Pain  & HIV
Opioids


Dosage Titration

Opioid doses should be adjusted in each patient to achieve pain relief with an acceptable level of adverse effects. Dosage typically requires adjustment over time. With the exception of fentanyl delivered by the transdermal route, there is no ceiling or maximal recommended dose for full opioid agonists, and in fact, very large doses of morphine, e.g., several hundred milligrams every 4 hours, may be needed for severe pain.161

Effective pain relief can be accomplished by the anticipation and prevention of pain. Because many patients have persistent or daily pain, it is important to use opioids on a regular schedule rather than only "as needed." Around-the-clock administration of analgesics allows each dose to become effective before the previous dose has lost its effectiveness.

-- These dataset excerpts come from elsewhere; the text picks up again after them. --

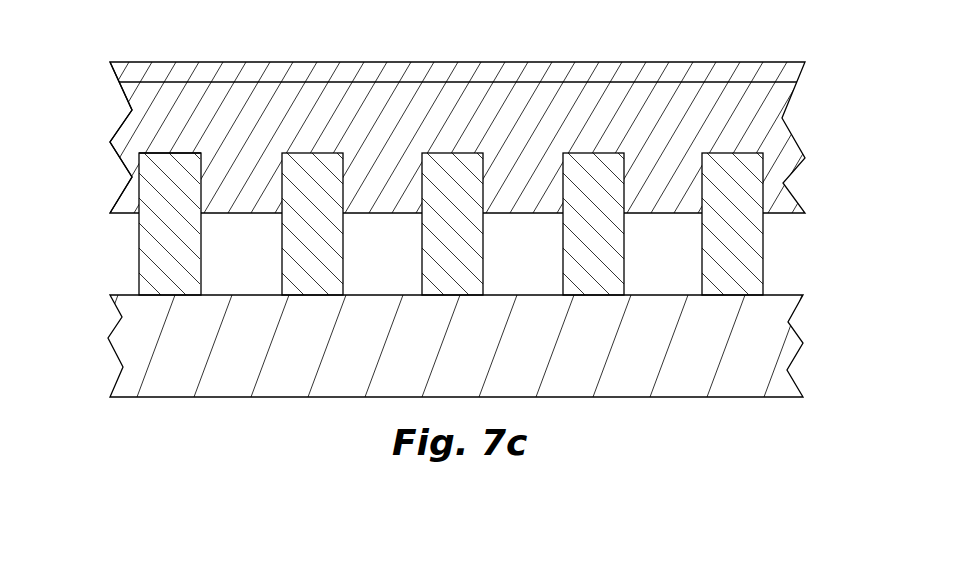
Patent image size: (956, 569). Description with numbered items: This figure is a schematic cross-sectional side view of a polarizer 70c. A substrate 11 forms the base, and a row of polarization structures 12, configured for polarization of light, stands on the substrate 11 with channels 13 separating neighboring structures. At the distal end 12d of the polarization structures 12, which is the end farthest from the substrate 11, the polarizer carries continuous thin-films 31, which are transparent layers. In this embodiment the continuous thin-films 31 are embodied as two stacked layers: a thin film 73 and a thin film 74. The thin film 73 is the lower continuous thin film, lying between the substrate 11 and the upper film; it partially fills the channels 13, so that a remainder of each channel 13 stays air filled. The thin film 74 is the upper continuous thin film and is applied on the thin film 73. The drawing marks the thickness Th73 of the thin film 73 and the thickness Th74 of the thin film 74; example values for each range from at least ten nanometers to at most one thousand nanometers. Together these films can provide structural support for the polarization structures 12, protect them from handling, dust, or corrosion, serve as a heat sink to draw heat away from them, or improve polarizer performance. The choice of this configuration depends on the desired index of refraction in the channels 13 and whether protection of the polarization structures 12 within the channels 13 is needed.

The substrate 11 is at (444, 362).
The polarization structures 12 is at (184, 238).
The distal end 12d is at (183, 155).
The channels 13 is at (452, 247).
The continuous thin-film 31 is at (118, 73).
The polarizer 70c is at (74, 378).
The thin film 73 is at (465, 130).
The thin film 74 is at (792, 73).
The thickness of thin film 74 Th74 is at (245, 113).
The thickness of thin film 73 Th73 is at (313, 103).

A patient should be given as-needed doses for the first 24 to 48 hours when a new drug is started to define the best daily dosing requirements for that individual patient.

In addition to the titration of individual drugs, the modalities for pain management are titrated when the pain is persistent and is moderate to severe in intensity.

Pain management for moderate to severe pain should begin with oral opioids in combination with an NSAID or acetaminophen. The optimal dose will control pain with the fewest side effects, such as sedation, mental clouding, nausea, or constipation.

Adjuvant drugs may be used to counteract the predictable side effects of opioids. For example, hydroxyzine may be added to opioids and NSAIDs to manage anxiety and nausea, especially when they occur simultaneously and are not intense. Dietary caffeine supplementation may provide additive analgesia and counteract opioid induced sedation. Antiemetic drugs such as phenothiazines and metoclopramide may be added to manage opioid-induced nausea.

It is usually advisable to observe the patient's response to several different opioids, sequentially, before switching routes of administration or trying an anesthetic, neurosurgical, or other invasive approach to relieve persistent pain.173 For example, patients who experience dose-limiting sedation, nausea, or mental clouding on oral morphine should be switched to an equianalgesic dose of hydromorphone or fentanyl. The dose of the second opioid should then be adjusted. Sequential analgesic trials should be based on regular assessments of pain, with continuous attention to antineoplastic and noninvasive nonpharmacologic therapies.